Furbetti ASP, denuncia e sequestro per dentista non autorizzato
aprile 20 11:15 2017

Il medico ha violato il patto di esclusività

Aveva avviato da tempo uno studio odontoiatrico presso l’abitazione, ‘dimenticando’ il patto di esclusività che lo obbligava a prestare la sua opera professionale per cui veniva regolarmente stipendiato. Una scelta che fa scattare ad ogni professionista apposite indennità economiche e altri sgravi fiscali.

Il furbetto scovato dai finanziari aveva invece deciso di arrotondare con una proficui attività parallela. E così per un medico dell’Asp di Catanzaro è scattata la denuncia per truffa aggravata.

L’operazione, ordinata dalla Procura della Repubblica di Lamezia e condotta dal Gruppo delle Fiamme Gialle comandato dal ten. col. Fabio Bianco, ha previsto il sequestro dello studio odontoiatrico di M.P., 65 anni, dipendente dell’ ASP di Catanzaro, sito nel quartiere Nicastro della città della Piana.

Secondo l’accusa il medico, pur essendo dipendente con “patto di esclusività”, aveva avviato senza dichiararlo al fisco uno studio privato dove prestava attività impiegando anche una segretaria risultata in “nero”.
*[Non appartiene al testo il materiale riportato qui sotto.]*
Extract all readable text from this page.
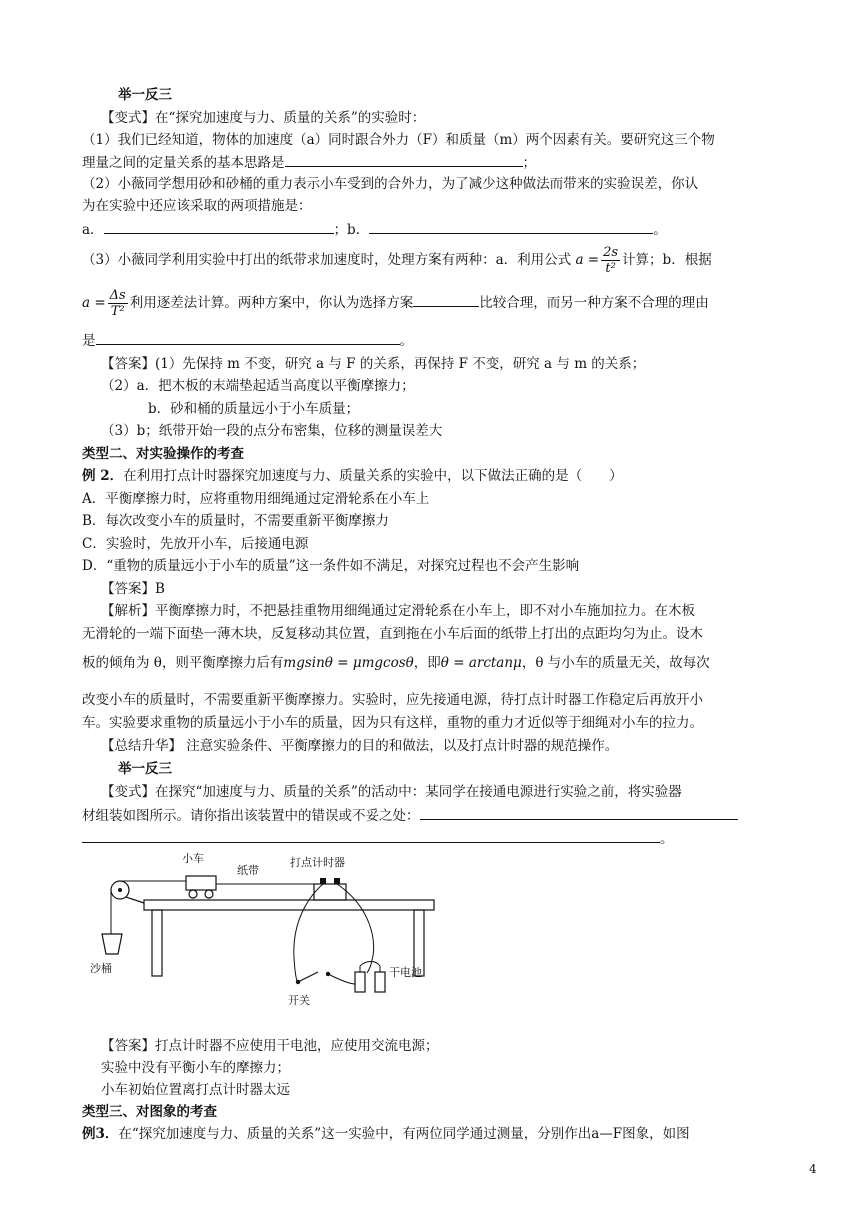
举一反三
【变式】在“探究加速度与力、质量的关系”的实验时：
（1）我们已经知道，物体的加速度（a）同时跟合外力（F）和质量（m）两个因素有关。要研究这三个物
理量之间的定量关系的基本思路是	；
（2）小薇同学想用砂和砂桶的重力表示小车受到的合外力，为了减少这种做法而带来的实验误差，你认
为在实验中还应该采取的两项措施是：
a．	；b．	。
（3）小薇同学利用实验中打出的纸带求加速度时，处理方案有两种：a．利用公式 $a = \frac{2s}{\text{t²}}$ 计算；b．根据
$a = \frac{\Delta s}{\text{T²}}$ 利用逐差法计算。两种方案中，你认为选择方案	比较合理，而另一种方案不合理的理由
是	。
【答案】(1）先保持 m 不变，研究 a 与 F 的关系，再保持 F 不变，研究 a 与 m 的关系；
（2）a．把木板的末端垫起适当高度以平衡摩擦力；
b．砂和桶的质量远小于小车质量；
（3）b；纸带开始一段的点分布密集，位移的测量误差大
类型二、对实验操作的考查
例 2．在利用打点计时器探究加速度与力、质量关系的实验中，以下做法正确的是（　　）
A．平衡摩擦力时，应将重物用细绳通过定滑轮系在小车上
B．每次改变小车的质量时，不需要重新平衡摩擦力
C．实验时，先放开小车，后接通电源
D．“重物的质量远小于小车的质量”这一条件如不满足，对探究过程也不会产生影响
【答案】B
【解析】平衡摩擦力时，不把悬挂重物用细绳通过定滑轮系在小车上，即不对小车施加拉力。在木板
无滑轮的一端下面垫一薄木块，反复移动其位置，直到拖在小车后面的纸带上打出的点距均匀为止。设木
板的倾角为 θ，则平衡摩擦力后有mgsinθ = μmgcosθ，即θ = arctanμ，θ 与小车的质量无关，故每次
改变小车的质量时，不需要重新平衡摩擦力。实验时，应先接通电源，待打点计时器工作稳定后再放开小
车。实验要求重物的质量远小于小车的质量，因为只有这样，重物的重力才近似等于细绳对小车的拉力。
【总结升华】 注意实验条件、平衡摩擦力的目的和做法，以及打点计时器的规范操作。
举一反三
【变式】在探究“加速度与力、质量的关系”的活动中：某同学在接通电源进行实验之前，将实验器
材组装如图所示。请你指出该装置中的错误或不妥之处：
。
小车
纸带
打点计时器
沙桶	干电池
开关
【答案】打点计时器不应使用干电池，应使用交流电源；
实验中没有平衡小车的摩擦力；
小车初始位置离打点计时器太远
类型三、对图象的考查
例3．在“探究加速度与力、质量的关系”这一实验中，有两位同学通过测量，分别作出a—F图象，如图
4
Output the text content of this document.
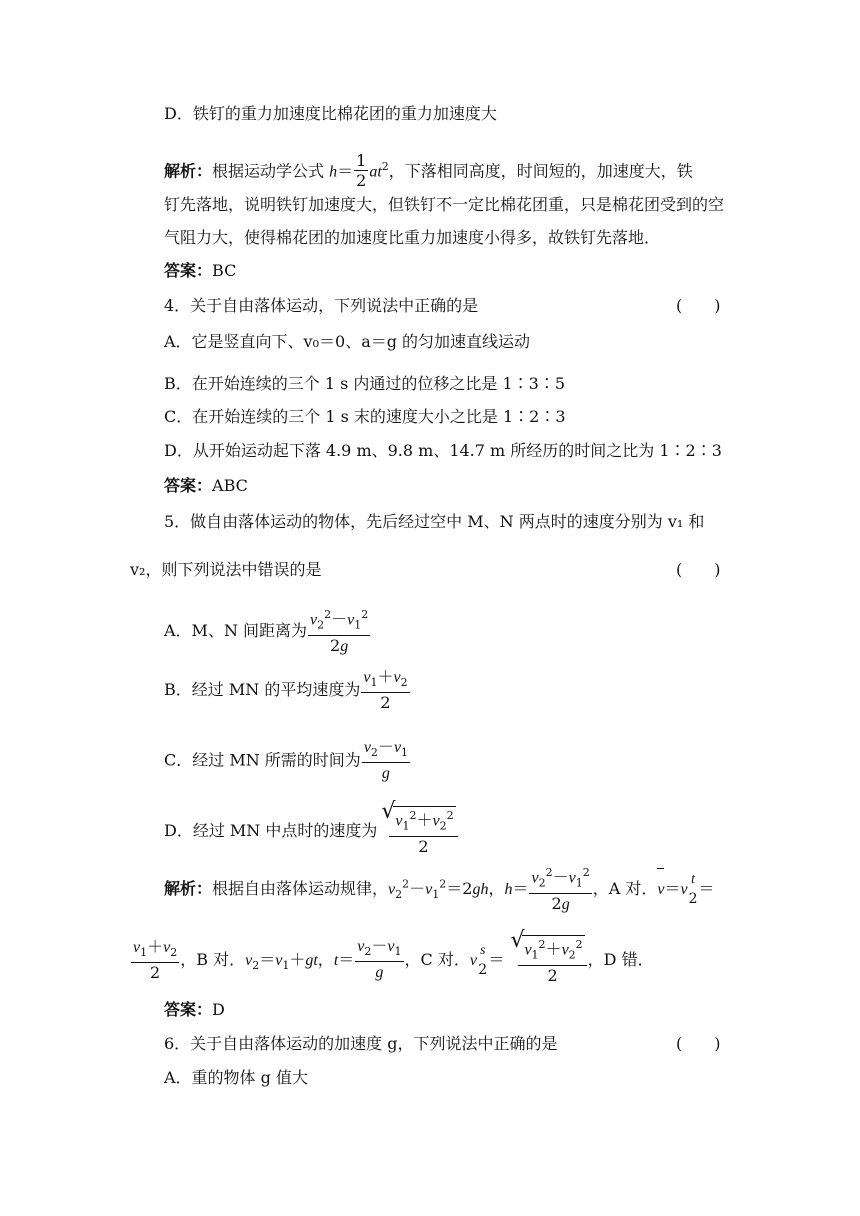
D．铁钉的重力加速度比棉花团的重力加速度大
解析：根据运动学公式 $h= \frac{1}{2} at^2$，下落相同高度，时间短的，加速度大，铁
钉先落地，说明铁钉加速度大，但铁钉不一定比棉花团重，只是棉花团受到的空
气阻力大，使得棉花团的加速度比重力加速度小得多，故铁钉先落地．
答案：BC
4．关于自由落体运动，下列说法中正确的是	(　　)
A．它是竖直向下、v₀＝0、a＝g 的匀加速直线运动
B．在开始连续的三个 1 s 内通过的位移之比是 1∶3∶5
C．在开始连续的三个 1 s 末的速度大小之比是 1∶2∶3
D．从开始运动起下落 4.9 m、9.8 m、14.7 m 所经历的时间之比为 1∶2∶3
答案：ABC
5．做自由落体运动的物体，先后经过空中 M、N 两点时的速度分别为 v₁ 和
v₂，则下列说法中错误的是	(　　)
A．M、N 间距离为 $\frac{v_2^2-v_1^2}{2g}$
B．经过 MN 的平均速度为 $\frac{v_1+v_2}{2}$
C．经过 MN 所需的时间为 $\frac{v_2-v_1}{g}$
D．经过 MN 中点时的速度为 √ $\frac{v_1^2+v_2^2}{2}$
解析：根据自由落体运动规律，$v_2^2-v_1^2=2gh$，$h= \frac{v_2^2-v_1^2}{2g}$ ，A 对．v＝v
t
2
＝
$\frac{v_1+v_2}{2}$ ，B 对．$v_2=v_1+gt$，$t= \frac{v_2-v_1}{g}$ ，C 对．v
s
2
＝ √ $\frac{v_1^2+v_2^2}{2}$ ，D 错．
答案：D
6．关于自由落体运动的加速度 g，下列说法中正确的是	(　　)
A．重的物体 g 值大
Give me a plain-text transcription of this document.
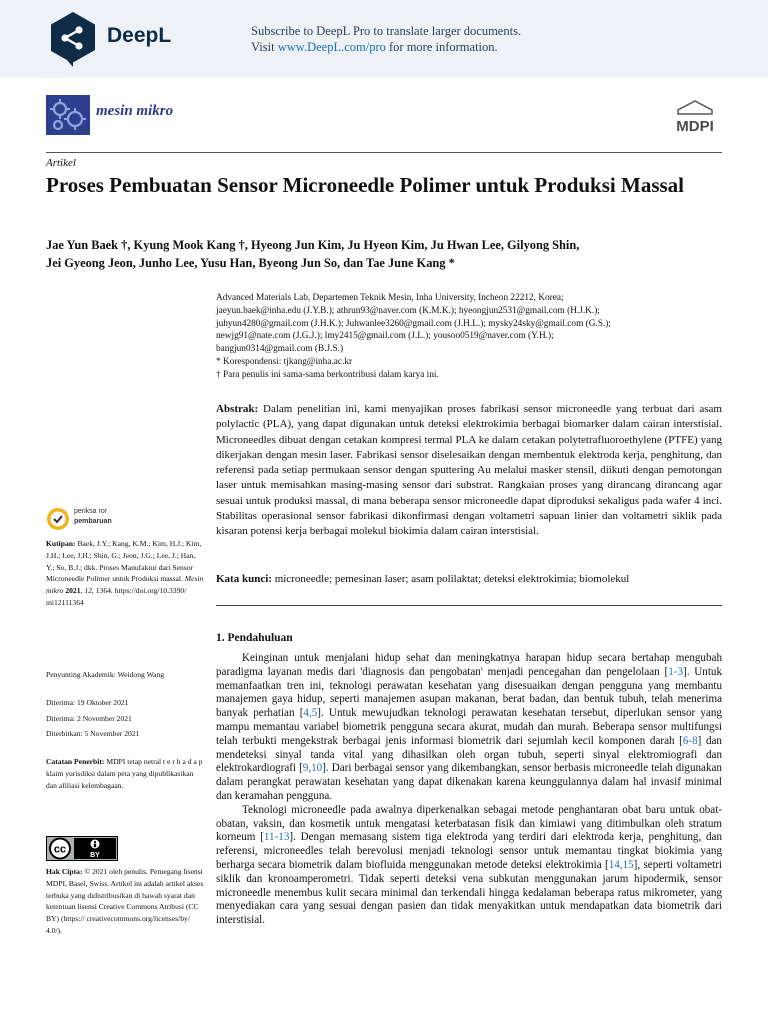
DeepL	Subscribe to DeepL Pro to translate larger documents.
Visit www.DeepL.com/pro for more information.
mesin mikro
MDPI
Artikel
Proses Pembuatan Sensor Microneedle Polimer untuk Produksi Massal
Jae Yun Baek †, Kyung Mook Kang †, Hyeong Jun Kim, Ju Hyeon Kim, Ju Hwan Lee, Gilyong Shin,
Jei Gyeong Jeon, Junho Lee, Yusu Han, Byeong Jun So, dan Tae June Kang *
Advanced Materials Lab, Departemen Teknik Mesin, Inha University, Incheon 22212, Korea;
jaeyun.baek@inha.edu (J.Y.B.); athrun93@naver.com (K.M.K.); hyeongjun2531@gmail.com (H.J.K.);
juhyun4280@gmail.com (J.H.K.); Juhwanlee3260@gmail.com (J.H.L.); mysky24sky@gmail.com (G.S.);
newjg91@nate.com (J.G.J.); lmy2415@gmail.com (J.L.); yousoo0519@naver.com (Y.H.);
bangjun0314@gmail.com (B.J.S.)
* Korespondensi: tjkang@inha.ac.kr
† Para penulis ini sama-sama berkontribusi dalam karya ini.
Abstrak: Dalam penelitian ini, kami menyajikan proses fabrikasi sensor microneedle yang terbuat dari asam polylactic (PLA), yang dapat digunakan untuk deteksi elektrokimia berbagai biomarker dalam cairan interstisial. Microneedles dibuat dengan cetakan kompresi termal PLA ke dalam cetakan polytetrafluoroethylene (PTFE) yang dikerjakan dengan mesin laser. Fabrikasi sensor diselesaikan dengan membentuk elektroda kerja, penghitung, dan referensi pada setiap permukaan sensor dengan sputtering Au melalui masker stensil, diikuti dengan pemotongan laser untuk memisahkan masing-masing sensor dari substrat. Rangkaian proses yang dirancang dirancang agar sesuai untuk produksi massal, di mana beberapa sensor microneedle dapat diproduksi sekaligus pada wafer 4 inci. Stabilitas operasional sensor fabrikasi dikonfirmasi dengan voltametri sapuan linier dan voltametri siklik pada kisaran potensi kerja berbagai molekul biokimia dalam cairan interstisial.
Kata kunci: microneedle; pemesinan laser; asam polilaktat; deteksi elektrokimia; biomolekul
periksa ror
pembaruan
Kutipan: Baek, J.Y.; Kang, K.M.; Kim, H.J.; Kim, J.H.; Lee, J.H.; Shin, G.; Jeon, J.G.; Lee, J.; Han, Y.; So, B.J.; dkk. Proses Manufaktur dari Sensor Microneedle Polimer untuk Produksi massal. Mesin mikro 2021, 12, 1364. https://doi.org/10.3390/ mi12111364
Penyunting Akademik: Weidong Wang
Diterima: 19 Oktober 2021
Diterima: 2 November 2021
Diterbitkan: 5 November 2021
Catatan Penerbit: MDPI tetap netral t e r h a d a p klaim yurisdiksi dalam peta yang dipublikasikan dan afiliasi kelembagaan.
cc	BY
Hak Cipta: © 2021 oleh penulis. Pemegang lisensi MDPI, Basel, Swiss. Artikel ini adalah artikel akses terbuka yang didistribusikan di bawah syarat dan ketentuan lisensi Creative Commons Atribusi (CC BY) (https:// creativecommons.org/licenses/by/ 4.0/).
1. Pendahuluan

Keinginan untuk menjalani hidup sehat dan meningkatnya harapan hidup secara bertahap mengubah paradigma layanan medis dari 'diagnosis dan pengobatan' menjadi pencegahan dan pengelolaan [1-3]. Untuk memanfaatkan tren ini, teknologi perawatan kesehatan yang disesuaikan dengan pengguna yang membantu manajemen gaya hidup, seperti manajemen asupan makanan, berat badan, dan bentuk tubuh, telah menerima banyak perhatian [4,5]. Untuk mewujudkan teknologi perawatan kesehatan tersebut, diperlukan sensor yang mampu memantau variabel biometrik pengguna secara akurat, mudah dan murah. Beberapa sensor multifungsi telah terbukti mengekstrak berbagai jenis informasi biometrik dari sejumlah kecil komponen darah [6-8] dan mendeteksi sinyal tanda vital yang dihasilkan oleh organ tubuh, seperti sinyal elektromiografi dan elektrokardiografi [9,10]. Dari berbagai sensor yang dikembangkan, sensor berbasis microneedle telah digunakan dalam perangkat perawatan kesehatan yang dapat dikenakan karena keunggulannya dalam hal invasif minimal dan keramahan pengguna.

Teknologi microneedle pada awalnya diperkenalkan sebagai metode penghantaran obat baru untuk obat-obatan, vaksin, dan kosmetik untuk mengatasi keterbatasan fisik dan kimiawi yang ditimbulkan oleh stratum korneum [11-13]. Dengan memasang sistem tiga elektroda yang terdiri dari elektroda kerja, penghitung, dan referensi, microneedles telah berevolusi menjadi teknologi sensor untuk memantau tingkat biokimia yang berharga secara biometrik dalam biofluida menggunakan metode deteksi elektrokimia [14,15], seperti voltametri siklik dan kronoamperometri. Tidak seperti deteksi vena subkutan menggunakan jarum hipodermik, sensor microneedle menembus kulit secara minimal dan terkendali hingga kedalaman beberapa ratus mikrometer, yang menyediakan cara yang sesuai dengan pasien dan tidak menyakitkan untuk mendapatkan data biometrik dari interstisial.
Lo studio era allocato in un appartamento di proprietà del dentista, suddiviso in due ambulatori, una reception ed una sala d’attesa. L’immobile e le attrezzature, per un valore di 500 mila euro, è stato sequestrato ed il medico denunciato.

Gli incassi percepiti indebitamente ammonterebbero a circa duecentomila euro.